It's three days until Christmas Eve 2002 and it's bitterly cold outside. A couple is out walking their dog in Brunna, in Upplands-Bro, when the dog suddenly takes an interest in something.
On the frozen ground in a tunnel lies a bundle of cloth.
I poke around a little and then I see the tiny, tiny hand. Then I say, "I'm calling the police," the man in the couple previously told P4 Stockholm.
When the police arrive at the scene, they find a baby lying in the cloth, naked and lifeless. It's a girl.
The baby was wrapped in a pillowcase and the umbilical cord was still there, says Susanne Pilenbåge Fahlström at the Stockholm Police Department for Cold Cases.
The police know some things: the girl is about 50 centimeters tall and weighs around 3.5 kilograms. The body carries DNA traces from another person, a woman.
And the girl has been murdered.
“She has breathed”
"She was breathing before she died. You can have a stillborn child, but that wasn't the case here," says Susanne Pilenbåge Fahlström.
We know how she died, findings on the body prove it. But we can't go into more detail.
Many questions remain unanswered: Who left the girl in the underpass? And why?
The police and the municipality's social services wait until the last moment to bury the girl. But when eleven months have passed and no relatives have been found, she is laid to rest in Kungsängen cemetery. The coffin is white and crushingly small.
The gravestone reads "Unknown girl, 2002".
It's heartbreaking, says Susanne Pilenbåge Fahlström.
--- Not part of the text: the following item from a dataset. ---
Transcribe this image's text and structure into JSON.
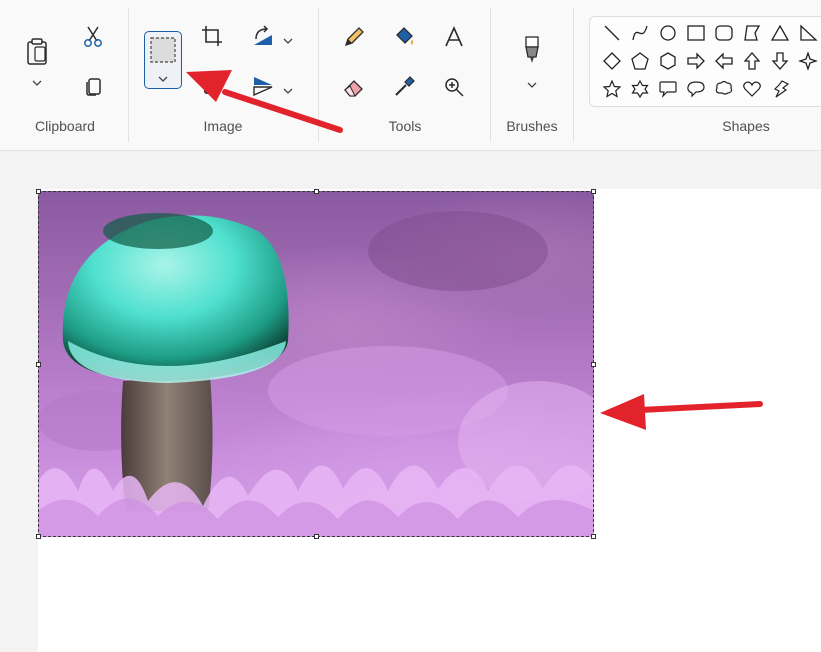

For 24 years, the police have been searching for answers. The girl's fate has touched many people and the cold case group still receives tips from time to time.
Prisoners have been released
The DNA profile developed based on the traces secured has been sent out via Prüm, a cooperation for the exchange of information in which all EU countries are members, and entered into the Interpol database.
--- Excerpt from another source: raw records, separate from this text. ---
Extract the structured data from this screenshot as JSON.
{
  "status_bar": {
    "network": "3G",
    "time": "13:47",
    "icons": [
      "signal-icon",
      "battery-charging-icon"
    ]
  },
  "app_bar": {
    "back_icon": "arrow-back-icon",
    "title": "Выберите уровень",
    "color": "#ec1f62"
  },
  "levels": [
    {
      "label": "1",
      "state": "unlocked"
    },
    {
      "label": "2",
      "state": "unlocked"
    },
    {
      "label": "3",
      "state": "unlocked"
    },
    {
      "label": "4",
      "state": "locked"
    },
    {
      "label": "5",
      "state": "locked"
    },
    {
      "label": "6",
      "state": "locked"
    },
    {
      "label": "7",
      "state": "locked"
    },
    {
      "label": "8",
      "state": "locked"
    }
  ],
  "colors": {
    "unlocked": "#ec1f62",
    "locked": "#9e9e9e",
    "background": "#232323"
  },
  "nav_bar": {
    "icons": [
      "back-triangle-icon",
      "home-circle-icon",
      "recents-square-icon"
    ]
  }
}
Should the perpetrator be arrested in another case, the person could be linked to the murder of the infant via the DNA profile.
We haven't had any such match yet.
Using DNA traces, the police have also produced a kind of phantom image that shows the mother or a close relative. But Susanne Pilenbåge Fahlström emphasizes that it is not as accurate as a real phantom image.
"It becomes an average image of someone who has dark hair, who comes from the Middle East and who has brown eyes. It becomes a kind of made-up image based on the conditions that can be seen on the DNA strand," she says.
There have been suspects and detainees in the case, but they have since been released and removed from the investigation. The police do not want to say how many.
Bible in the snow
And then there's another piece of the puzzle.
18 days after the girl was found dead, a Bible is found in the same place, clearly visible in the snow.
There was a Bible school nearby. Most of the students there were interviewed, but nothing remarkable emerged, says Susanne Pilenbåge Fahlström and continues:
We have also checked social services, hospitals, midwives and psychiatric clinics. A party venue was nearby and the guests were heard. We have checked hotels and campsites.
On July 1st of last year, the law was changed and police were allowed to use DNA-based genealogy to solve murders and serious rapes. However, the method can only be used to find perpetrators - not to identify the deceased.
It is therefore not possible to use the method to find out who the girl was, and so far the police have not used it on the second DNA trace that was found. But it may become relevant, according to Susanne Pilenbåge Fahlström.
After 24 years, that's where the hope lies. If the case is to be solved, a match on the DNA profile is required.
It's difficult to get a prosecutor to prosecute someone if you don't have real evidence when it's this old, says Susanne Pilenbåge Fahlström.
That's what matters: important, "hardcore" evidence.